Al principio, El Colegio de Michoacán estuvo en dos viejas casonas de la calle de Madero, en Zamora. Eran dos estancias bonitas, iluminadas, con pasillos y corredores al estilo de las casas michoacanas de la zona.

Don Luis lo decía así: “Catorce deschaquetados constituimos la corporación académica del ColMich. Salvo uno, los demás somos prófugos de las grandes urbes. Especialmente del Distrito Federal. Todos, sin excepción hemos llegado haciendo adobes. En un año el cuerpo de investigadores de El Colegio de Michoacán, ha hecho media docena de libros ya en librerías y una docena de artículos…”

Por aquellos primeros años se acercaban a ver el milagro de la creación viajeros de todo el mundo, Jean Marie Le Clezió –el francés que ganó el Premio Nobel de Literatura en 2008— y quien recibió aquí casa-comida-sustento-claustro académico y manos extendidas llenas de cordialidad y a las que no supo dar el abrazo completo; el geógrafo francés Claude Bataillon, quien luego publicaría su Un geógrafo francés en América Latina.
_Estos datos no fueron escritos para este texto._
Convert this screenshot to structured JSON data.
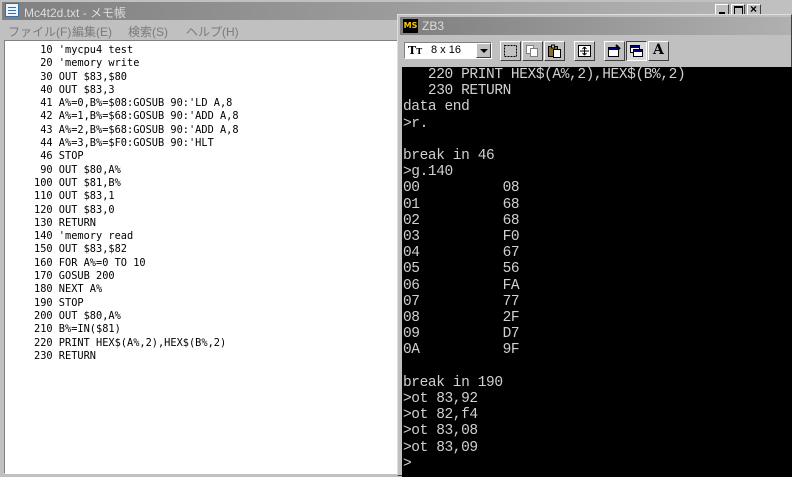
{
  "notepad": {
    "title": "Mc4t2d.txt - メモ帳",
    "menu": {
      "file": "ファイル(F)",
      "edit": "編集(E)",
      "search": "検索(S)",
      "help": "ヘルプ(H)"
    },
    "lines": [
      "10 'mycpu4 test",
      "20 'memory write",
      "30 OUT $83,$80",
      "40 OUT $83,3",
      "41 A%=0,B%=$08:GOSUB 90:'LD A,8",
      "42 A%=1,B%=$68:GOSUB 90:'ADD A,8",
      "43 A%=2,B%=$68:GOSUB 90:'ADD A,8",
      "44 A%=3,B%=$F0:GOSUB 90:'HLT",
      "46 STOP",
      "90 OUT $80,A%",
      "100 OUT $81,B%",
      "110 OUT $83,1",
      "120 OUT $83,0",
      "130 RETURN",
      "140 'memory read",
      "150 OUT $83,$82",
      "160 FOR A%=0 TO 10",
      "170 GOSUB 200",
      "180 NEXT A%",
      "190 STOP",
      "200 OUT $80,A%",
      "210 B%=IN($81)",
      "220 PRINT HEX$(A%,2),HEX$(B%,2)",
      "230 RETURN"
    ]
  },
  "zb3": {
    "title": "ZB3",
    "font_setting": "8 x 16",
    "console_lines": [
      "   220 PRINT HEX$(A%,2),HEX$(B%,2)",
      "   230 RETURN",
      "data end",
      ">r.",
      "",
      "break in 46",
      ">g.140",
      "00          08",
      "01          68",
      "02          68",
      "03          F0",
      "04          67",
      "05          56",
      "06          FA",
      "07          77",
      "08          2F",
      "09          D7",
      "0A          9F",
      "",
      "break in 190",
      ">ot 83,92",
      ">ot 82,f4",
      ">ot 83,08",
      ">ot 83,09",
      ">"
    ]
  }
}
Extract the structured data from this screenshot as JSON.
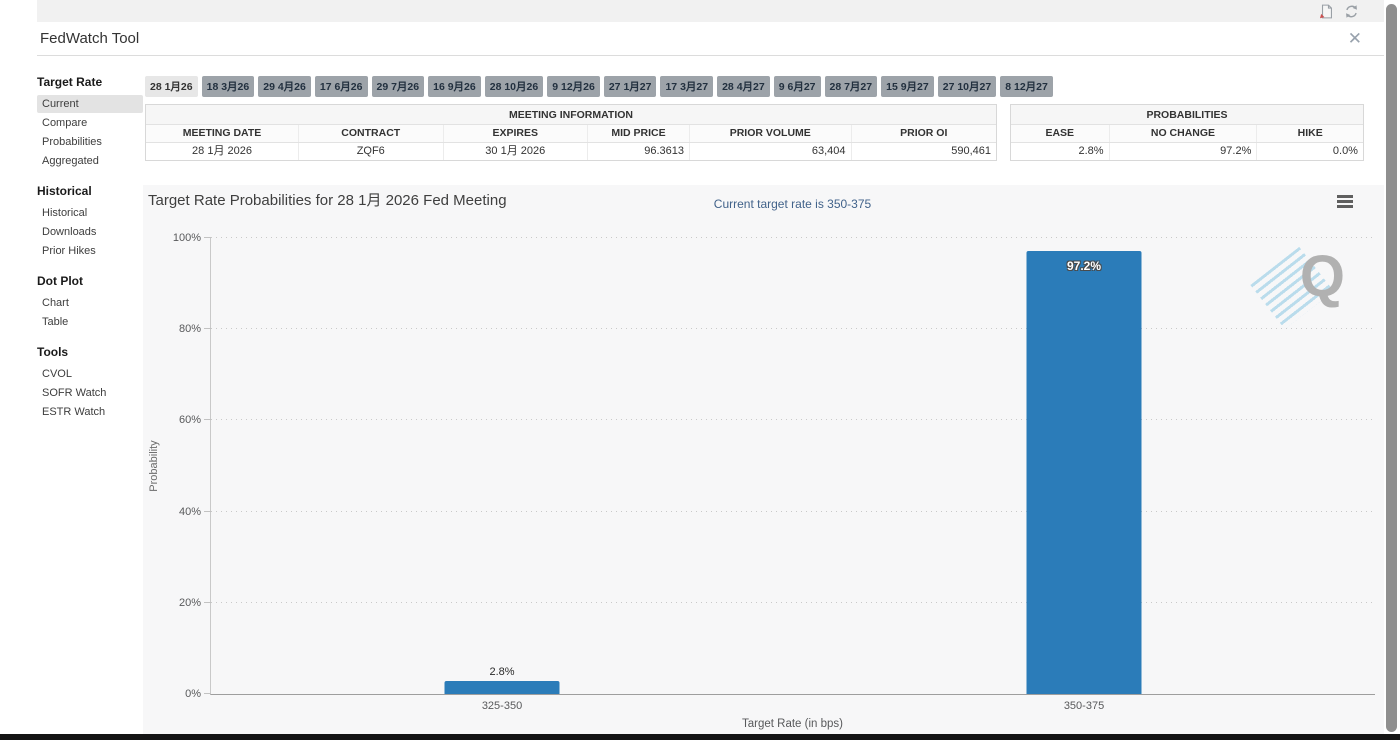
{
  "window": {
    "title": "FedWatch Tool"
  },
  "topbar": {
    "icons": [
      "export-report-icon",
      "refresh-icon"
    ],
    "close_glyph": "✕"
  },
  "sidebar": {
    "sections": [
      {
        "header": "Target Rate",
        "items": [
          {
            "label": "Current",
            "selected": true
          },
          {
            "label": "Compare",
            "selected": false
          },
          {
            "label": "Probabilities",
            "selected": false
          },
          {
            "label": "Aggregated",
            "selected": false
          }
        ]
      },
      {
        "header": "Historical",
        "items": [
          {
            "label": "Historical",
            "selected": false
          },
          {
            "label": "Downloads",
            "selected": false
          },
          {
            "label": "Prior Hikes",
            "selected": false
          }
        ]
      },
      {
        "header": "Dot Plot",
        "items": [
          {
            "label": "Chart",
            "selected": false
          },
          {
            "label": "Table",
            "selected": false
          }
        ]
      },
      {
        "header": "Tools",
        "items": [
          {
            "label": "CVOL",
            "selected": false
          },
          {
            "label": "SOFR Watch",
            "selected": false
          },
          {
            "label": "ESTR Watch",
            "selected": false
          }
        ]
      }
    ]
  },
  "tabs": {
    "selected_index": 0,
    "items": [
      "28 1月26",
      "18 3月26",
      "29 4月26",
      "17 6月26",
      "29 7月26",
      "16 9月26",
      "28 10月26",
      "9 12月26",
      "27 1月27",
      "17 3月27",
      "28 4月27",
      "9 6月27",
      "28 7月27",
      "15 9月27",
      "27 10月27",
      "8 12月27"
    ]
  },
  "meeting_info": {
    "title": "MEETING INFORMATION",
    "columns": [
      "MEETING DATE",
      "CONTRACT",
      "EXPIRES",
      "MID PRICE",
      "PRIOR VOLUME",
      "PRIOR OI"
    ],
    "values": [
      "28 1月 2026",
      "ZQF6",
      "30 1月 2026",
      "96.3613",
      "63,404",
      "590,461"
    ],
    "align": [
      "c",
      "c",
      "c",
      "r",
      "r",
      "r"
    ]
  },
  "probabilities": {
    "title": "PROBABILITIES",
    "columns": [
      "EASE",
      "NO CHANGE",
      "HIKE"
    ],
    "values": [
      "2.8%",
      "97.2%",
      "0.0%"
    ],
    "align": [
      "r",
      "r",
      "r"
    ]
  },
  "chart_data": {
    "type": "bar",
    "title": "Target Rate Probabilities for 28 1月 2026 Fed Meeting",
    "subtitle": "Current target rate is 350-375",
    "categories": [
      "325-350",
      "350-375"
    ],
    "values": [
      2.8,
      97.2
    ],
    "value_labels": [
      "2.8%",
      "97.2%"
    ],
    "xlabel": "Target Rate (in bps)",
    "ylabel": "Probability",
    "ylim": [
      0,
      100
    ],
    "yticks": [
      "0%",
      "20%",
      "40%",
      "60%",
      "80%",
      "100%"
    ],
    "grid": "dotted-horizontal",
    "legend": "none",
    "bar_color": "#2b7cb9",
    "watermark": "Q"
  }
}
Cuarenta años de recuerdos y reflexiones sobre México.

Y por ahí se concentraban exalumnos queridos por don Luis y que ya caminaban con lámpara propia: Héctor Aguilar Camín, Enrique Krauze, Enrique Florescano, además de Lorenzo Meyer o Samuel del Villar que, por entonces, dirigía la revista Razones.

Don Luis González no escatimaba tiempo ni charla o enseñanza, que eran lo mismo. Y nosotros, con el pretexto de platicar sobre su obra, (que por entonces ya tenía de qué presumir como Historia moderna de México, Los artífices del Cardenismo, Los días del presidente Cárdenas, Sahuayo, El indigenismo de Maximiliano y las que yo mismo le edité La galería de la Reforma y La ronda de las generaciones) y de la idea de historiar, nos acercábamos propios y extraños, pero todos ahí a la sombra del sabio historiador.

Así que las pláticas con don Luis eran cátedras monumentales. Estaba convencido de que la convivencia y el intercambio de ideas hace al intelectual y hace mejores reflexiones. Por eso cada mañana, a las 11, hacía un corte estratégico en las tareas, nos convocaba a la casa principal de Madero, y enmedio del gran patio en donde estaba un gran árbol, nos sentábamos todos, investigadores y profesores, para “tomar el café” que era el pretexto para escucharle y decirle.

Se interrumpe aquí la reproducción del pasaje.